Ultimately, though, the piece is optimistic in tone; the film finishes with Castellari - initially so daunted by the brief that he visibly begins to sweat - proudly presenting the fruits of his labours, reconciled (however temporarily) to the idea that art has a place in the 'real' world.
Ausra Linkeviciute
Tim Etchells himself has described his art practice as a time and space in which something happens - where a staged or implied event is in the process of unfolding in front of the viewer. Art Flavours - one of the two pieces presented at Gasworks as part of his first solo exhibition in a public London gallery - perfectly accentuates this central concept of Etchell's work.
The video presents an encounter between an art critic/curator Roberto Pinto and a gelato specialist Osvaldo Castellari, where the latter is given a task of translating four key contemporary art concepts (memory, body, archive and spectacle) into ice cream flavours. According to the artist, the work is intended to play with the im/possiblity of translating the elitist language of art criticism into 'new edibles for the public', but doing so it also raises other important issues.
Apart from giving the spectator an accessible lesson in art appreciation the work draws attention to the notion of art as a multi-sensory experience. Primarily seen, artworks can also be heard, felt, sometimes smelled and very rarely tasted. You find yourself yearning to try this ice -cream, this artwork. Would it taste different? Would it taste of 'memory' or just same old raspberry?
And where in this case is the art - work itself? Is it the video - the documentation of an event we are watching, the conducted experiment or maybe the ice-cream? The artist is equally difficult to pin down, as the work appears more of a collaboration between Tim Etchells, the critic and the ice-cream maker where each plays an essential role in producing the work.

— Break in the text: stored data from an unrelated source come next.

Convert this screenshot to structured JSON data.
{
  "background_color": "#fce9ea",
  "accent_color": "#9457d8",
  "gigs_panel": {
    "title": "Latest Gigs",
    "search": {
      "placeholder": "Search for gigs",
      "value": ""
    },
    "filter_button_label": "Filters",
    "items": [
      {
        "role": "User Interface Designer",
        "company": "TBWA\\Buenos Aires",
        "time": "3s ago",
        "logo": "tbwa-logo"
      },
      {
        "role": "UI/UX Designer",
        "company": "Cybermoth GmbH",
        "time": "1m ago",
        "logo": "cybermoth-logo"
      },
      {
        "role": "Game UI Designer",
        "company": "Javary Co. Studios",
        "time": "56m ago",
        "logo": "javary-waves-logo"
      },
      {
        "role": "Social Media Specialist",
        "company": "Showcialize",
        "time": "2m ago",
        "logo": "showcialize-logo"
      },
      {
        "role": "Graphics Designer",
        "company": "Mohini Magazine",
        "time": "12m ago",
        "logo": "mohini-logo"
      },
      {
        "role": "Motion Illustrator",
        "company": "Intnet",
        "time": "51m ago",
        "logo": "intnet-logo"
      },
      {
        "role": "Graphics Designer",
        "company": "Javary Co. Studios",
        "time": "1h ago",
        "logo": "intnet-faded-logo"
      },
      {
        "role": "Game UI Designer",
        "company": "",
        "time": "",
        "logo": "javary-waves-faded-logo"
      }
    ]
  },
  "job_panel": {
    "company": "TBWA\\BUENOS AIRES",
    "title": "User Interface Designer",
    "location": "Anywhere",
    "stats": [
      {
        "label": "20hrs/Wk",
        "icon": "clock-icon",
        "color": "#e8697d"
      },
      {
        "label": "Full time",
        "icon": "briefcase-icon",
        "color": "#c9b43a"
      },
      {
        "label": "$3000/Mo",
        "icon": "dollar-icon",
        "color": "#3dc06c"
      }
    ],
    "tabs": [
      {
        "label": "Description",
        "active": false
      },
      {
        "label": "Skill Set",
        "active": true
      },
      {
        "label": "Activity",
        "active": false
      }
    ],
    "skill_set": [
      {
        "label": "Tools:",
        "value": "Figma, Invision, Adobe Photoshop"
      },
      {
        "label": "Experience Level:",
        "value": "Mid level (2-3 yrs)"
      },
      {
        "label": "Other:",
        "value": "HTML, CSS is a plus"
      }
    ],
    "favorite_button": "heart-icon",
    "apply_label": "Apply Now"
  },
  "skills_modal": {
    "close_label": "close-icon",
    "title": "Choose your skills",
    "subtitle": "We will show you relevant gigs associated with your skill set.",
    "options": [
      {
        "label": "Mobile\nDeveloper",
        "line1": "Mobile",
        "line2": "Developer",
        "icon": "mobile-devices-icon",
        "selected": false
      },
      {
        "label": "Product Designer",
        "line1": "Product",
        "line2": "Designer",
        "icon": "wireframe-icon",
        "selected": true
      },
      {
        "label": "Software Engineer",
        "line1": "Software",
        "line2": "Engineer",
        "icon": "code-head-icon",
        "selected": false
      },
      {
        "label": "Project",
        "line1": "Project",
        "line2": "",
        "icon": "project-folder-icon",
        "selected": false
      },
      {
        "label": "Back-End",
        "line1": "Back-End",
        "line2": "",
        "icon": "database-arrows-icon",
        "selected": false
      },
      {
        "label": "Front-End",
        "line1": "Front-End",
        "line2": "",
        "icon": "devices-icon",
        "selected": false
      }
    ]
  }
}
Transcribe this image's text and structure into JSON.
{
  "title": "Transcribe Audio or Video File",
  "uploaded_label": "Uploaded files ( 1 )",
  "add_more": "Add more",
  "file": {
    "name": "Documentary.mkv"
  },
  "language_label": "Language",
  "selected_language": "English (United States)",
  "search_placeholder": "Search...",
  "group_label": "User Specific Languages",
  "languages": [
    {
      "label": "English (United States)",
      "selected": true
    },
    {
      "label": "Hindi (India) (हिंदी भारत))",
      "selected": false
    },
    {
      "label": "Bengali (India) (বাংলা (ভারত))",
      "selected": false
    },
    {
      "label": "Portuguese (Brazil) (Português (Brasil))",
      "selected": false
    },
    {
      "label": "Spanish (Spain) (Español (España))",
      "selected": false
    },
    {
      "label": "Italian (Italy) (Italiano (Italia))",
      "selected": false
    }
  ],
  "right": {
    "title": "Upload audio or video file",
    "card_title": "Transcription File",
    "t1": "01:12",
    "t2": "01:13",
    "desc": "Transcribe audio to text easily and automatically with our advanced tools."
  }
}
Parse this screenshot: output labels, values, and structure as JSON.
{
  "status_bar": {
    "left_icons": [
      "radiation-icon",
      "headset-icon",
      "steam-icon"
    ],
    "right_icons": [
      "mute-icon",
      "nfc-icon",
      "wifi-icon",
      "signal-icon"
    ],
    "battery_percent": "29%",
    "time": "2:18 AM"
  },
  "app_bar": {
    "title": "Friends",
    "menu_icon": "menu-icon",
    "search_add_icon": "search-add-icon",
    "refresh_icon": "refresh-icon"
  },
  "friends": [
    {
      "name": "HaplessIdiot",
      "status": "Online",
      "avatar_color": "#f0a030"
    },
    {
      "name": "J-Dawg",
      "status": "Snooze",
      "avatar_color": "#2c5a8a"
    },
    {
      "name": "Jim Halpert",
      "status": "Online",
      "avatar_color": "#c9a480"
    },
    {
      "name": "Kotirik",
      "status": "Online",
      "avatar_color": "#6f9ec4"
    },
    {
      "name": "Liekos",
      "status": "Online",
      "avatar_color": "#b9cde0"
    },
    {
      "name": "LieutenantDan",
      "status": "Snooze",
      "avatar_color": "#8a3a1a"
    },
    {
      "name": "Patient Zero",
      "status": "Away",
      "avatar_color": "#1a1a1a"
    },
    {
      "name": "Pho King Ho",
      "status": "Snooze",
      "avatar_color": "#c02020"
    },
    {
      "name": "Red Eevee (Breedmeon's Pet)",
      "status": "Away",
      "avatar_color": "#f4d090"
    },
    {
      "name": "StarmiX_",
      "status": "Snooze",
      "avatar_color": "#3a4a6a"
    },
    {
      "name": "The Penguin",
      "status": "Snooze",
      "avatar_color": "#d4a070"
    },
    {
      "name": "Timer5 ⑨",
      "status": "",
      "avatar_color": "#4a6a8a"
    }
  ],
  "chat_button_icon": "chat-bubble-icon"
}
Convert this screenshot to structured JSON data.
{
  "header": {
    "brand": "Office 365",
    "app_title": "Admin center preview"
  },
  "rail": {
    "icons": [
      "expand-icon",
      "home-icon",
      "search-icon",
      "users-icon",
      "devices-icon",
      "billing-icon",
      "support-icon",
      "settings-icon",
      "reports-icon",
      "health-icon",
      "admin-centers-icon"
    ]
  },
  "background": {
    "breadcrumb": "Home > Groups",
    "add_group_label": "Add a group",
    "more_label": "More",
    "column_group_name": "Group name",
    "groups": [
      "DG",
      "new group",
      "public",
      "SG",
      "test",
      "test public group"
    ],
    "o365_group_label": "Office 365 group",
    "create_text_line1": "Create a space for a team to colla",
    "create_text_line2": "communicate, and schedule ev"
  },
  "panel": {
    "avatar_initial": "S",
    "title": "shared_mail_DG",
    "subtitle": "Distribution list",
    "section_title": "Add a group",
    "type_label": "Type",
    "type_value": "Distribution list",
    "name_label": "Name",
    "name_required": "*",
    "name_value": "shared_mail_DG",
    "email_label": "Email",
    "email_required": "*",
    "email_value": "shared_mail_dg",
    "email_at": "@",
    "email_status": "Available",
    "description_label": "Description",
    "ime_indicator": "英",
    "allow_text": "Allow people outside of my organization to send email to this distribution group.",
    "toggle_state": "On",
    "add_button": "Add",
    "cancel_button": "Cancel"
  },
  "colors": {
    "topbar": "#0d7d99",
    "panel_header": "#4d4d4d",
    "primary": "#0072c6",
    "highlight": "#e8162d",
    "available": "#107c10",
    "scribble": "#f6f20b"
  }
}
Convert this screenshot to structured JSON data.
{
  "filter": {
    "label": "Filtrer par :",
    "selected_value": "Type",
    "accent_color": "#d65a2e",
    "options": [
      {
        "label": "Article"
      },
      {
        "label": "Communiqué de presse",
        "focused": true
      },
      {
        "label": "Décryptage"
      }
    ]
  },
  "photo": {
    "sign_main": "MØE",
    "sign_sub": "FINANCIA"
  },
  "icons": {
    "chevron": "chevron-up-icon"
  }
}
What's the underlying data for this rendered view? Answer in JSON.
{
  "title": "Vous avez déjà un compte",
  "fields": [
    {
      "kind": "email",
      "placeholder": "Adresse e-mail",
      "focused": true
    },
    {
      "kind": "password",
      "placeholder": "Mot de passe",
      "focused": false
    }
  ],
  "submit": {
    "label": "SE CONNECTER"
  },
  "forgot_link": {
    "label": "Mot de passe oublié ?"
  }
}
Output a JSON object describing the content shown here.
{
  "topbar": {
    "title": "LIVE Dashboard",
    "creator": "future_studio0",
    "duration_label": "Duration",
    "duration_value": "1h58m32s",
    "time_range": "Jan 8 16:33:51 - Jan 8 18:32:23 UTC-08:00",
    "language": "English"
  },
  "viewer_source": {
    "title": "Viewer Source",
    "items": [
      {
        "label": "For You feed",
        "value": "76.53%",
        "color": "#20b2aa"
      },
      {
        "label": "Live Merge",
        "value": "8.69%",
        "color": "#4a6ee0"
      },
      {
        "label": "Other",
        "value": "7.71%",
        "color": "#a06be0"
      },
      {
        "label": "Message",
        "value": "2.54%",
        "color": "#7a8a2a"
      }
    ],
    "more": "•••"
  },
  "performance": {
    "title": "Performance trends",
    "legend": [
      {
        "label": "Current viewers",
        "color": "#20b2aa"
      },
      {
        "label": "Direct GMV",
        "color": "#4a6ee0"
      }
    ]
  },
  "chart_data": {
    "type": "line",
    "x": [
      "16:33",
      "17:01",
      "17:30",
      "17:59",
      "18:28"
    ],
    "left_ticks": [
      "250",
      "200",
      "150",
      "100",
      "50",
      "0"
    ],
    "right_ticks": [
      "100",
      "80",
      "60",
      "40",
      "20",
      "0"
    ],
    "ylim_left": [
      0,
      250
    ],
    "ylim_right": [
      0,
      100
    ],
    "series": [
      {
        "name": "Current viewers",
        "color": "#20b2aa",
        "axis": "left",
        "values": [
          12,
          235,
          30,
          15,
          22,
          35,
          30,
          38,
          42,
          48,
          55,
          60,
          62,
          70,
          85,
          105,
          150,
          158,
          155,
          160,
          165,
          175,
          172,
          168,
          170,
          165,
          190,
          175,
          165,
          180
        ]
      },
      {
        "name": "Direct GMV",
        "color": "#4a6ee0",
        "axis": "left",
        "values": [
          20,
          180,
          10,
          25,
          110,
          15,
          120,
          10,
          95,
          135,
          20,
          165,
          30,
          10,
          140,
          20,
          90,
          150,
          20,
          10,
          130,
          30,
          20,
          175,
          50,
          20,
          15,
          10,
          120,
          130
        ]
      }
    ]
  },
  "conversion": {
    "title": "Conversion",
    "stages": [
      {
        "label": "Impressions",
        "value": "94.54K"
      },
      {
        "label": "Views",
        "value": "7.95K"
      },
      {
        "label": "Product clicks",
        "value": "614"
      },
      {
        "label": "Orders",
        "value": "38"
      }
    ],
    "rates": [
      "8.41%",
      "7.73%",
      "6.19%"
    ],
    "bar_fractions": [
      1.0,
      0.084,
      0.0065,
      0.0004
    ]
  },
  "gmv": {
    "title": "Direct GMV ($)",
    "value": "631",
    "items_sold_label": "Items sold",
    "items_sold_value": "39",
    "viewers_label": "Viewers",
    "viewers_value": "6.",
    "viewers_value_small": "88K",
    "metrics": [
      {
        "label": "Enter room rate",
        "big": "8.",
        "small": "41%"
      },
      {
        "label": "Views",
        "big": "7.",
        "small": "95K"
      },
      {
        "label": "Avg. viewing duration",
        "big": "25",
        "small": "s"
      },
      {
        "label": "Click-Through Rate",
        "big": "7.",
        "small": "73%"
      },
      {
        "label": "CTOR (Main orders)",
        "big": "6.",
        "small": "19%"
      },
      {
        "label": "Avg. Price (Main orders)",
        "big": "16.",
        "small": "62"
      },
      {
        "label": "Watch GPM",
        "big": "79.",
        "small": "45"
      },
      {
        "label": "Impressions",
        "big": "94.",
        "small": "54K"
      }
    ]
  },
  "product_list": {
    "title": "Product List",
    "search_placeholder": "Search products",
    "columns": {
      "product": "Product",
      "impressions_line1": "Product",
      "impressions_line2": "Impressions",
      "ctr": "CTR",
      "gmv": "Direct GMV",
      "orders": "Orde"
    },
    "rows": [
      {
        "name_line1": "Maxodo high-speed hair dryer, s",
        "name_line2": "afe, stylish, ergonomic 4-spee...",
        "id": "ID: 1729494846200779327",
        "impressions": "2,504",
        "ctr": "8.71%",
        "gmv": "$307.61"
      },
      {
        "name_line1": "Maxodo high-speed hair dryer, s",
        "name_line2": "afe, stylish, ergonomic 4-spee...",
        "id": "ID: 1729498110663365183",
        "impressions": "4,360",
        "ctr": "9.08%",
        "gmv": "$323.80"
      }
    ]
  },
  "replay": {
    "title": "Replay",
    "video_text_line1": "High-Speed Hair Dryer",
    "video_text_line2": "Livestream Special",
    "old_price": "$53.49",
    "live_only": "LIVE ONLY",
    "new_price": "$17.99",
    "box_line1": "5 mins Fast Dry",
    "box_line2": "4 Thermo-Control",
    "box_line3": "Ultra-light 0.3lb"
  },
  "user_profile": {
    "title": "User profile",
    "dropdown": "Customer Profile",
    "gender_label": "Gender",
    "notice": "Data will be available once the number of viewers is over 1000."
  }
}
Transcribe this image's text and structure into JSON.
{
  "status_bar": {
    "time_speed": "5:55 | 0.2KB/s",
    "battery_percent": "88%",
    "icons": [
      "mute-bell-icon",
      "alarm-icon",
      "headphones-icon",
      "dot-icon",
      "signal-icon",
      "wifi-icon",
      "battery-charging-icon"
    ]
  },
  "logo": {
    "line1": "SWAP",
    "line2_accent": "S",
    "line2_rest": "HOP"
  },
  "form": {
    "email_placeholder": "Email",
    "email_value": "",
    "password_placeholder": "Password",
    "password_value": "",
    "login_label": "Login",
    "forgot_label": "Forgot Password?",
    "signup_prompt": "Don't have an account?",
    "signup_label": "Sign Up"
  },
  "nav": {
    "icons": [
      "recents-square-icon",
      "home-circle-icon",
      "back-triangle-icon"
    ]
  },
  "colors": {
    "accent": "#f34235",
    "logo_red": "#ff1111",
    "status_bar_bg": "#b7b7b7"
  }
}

Somewhat less engaging City changes presents 20 framed inkjet prints of the same text altered 20 times and rendering each change visible with a differently coloured font. Starting from a very boring place where nothing ever changes and where life is 'like watching paint dry' we travel back and forth through cities experiencing different levels of change, stability, order and chaos.
Each story reflects on the same urban structures - governments, police, scientists and also the seasons, childhood, friendships and migrating birds. The work is like a game teasing the viewer with an imposed need to contrast and compare, to take in all manipulations at once, to comprehend the full picture. It's easy to find yourself contemplating a personal favourite city - or a favourite version of the same city - real or imaginary.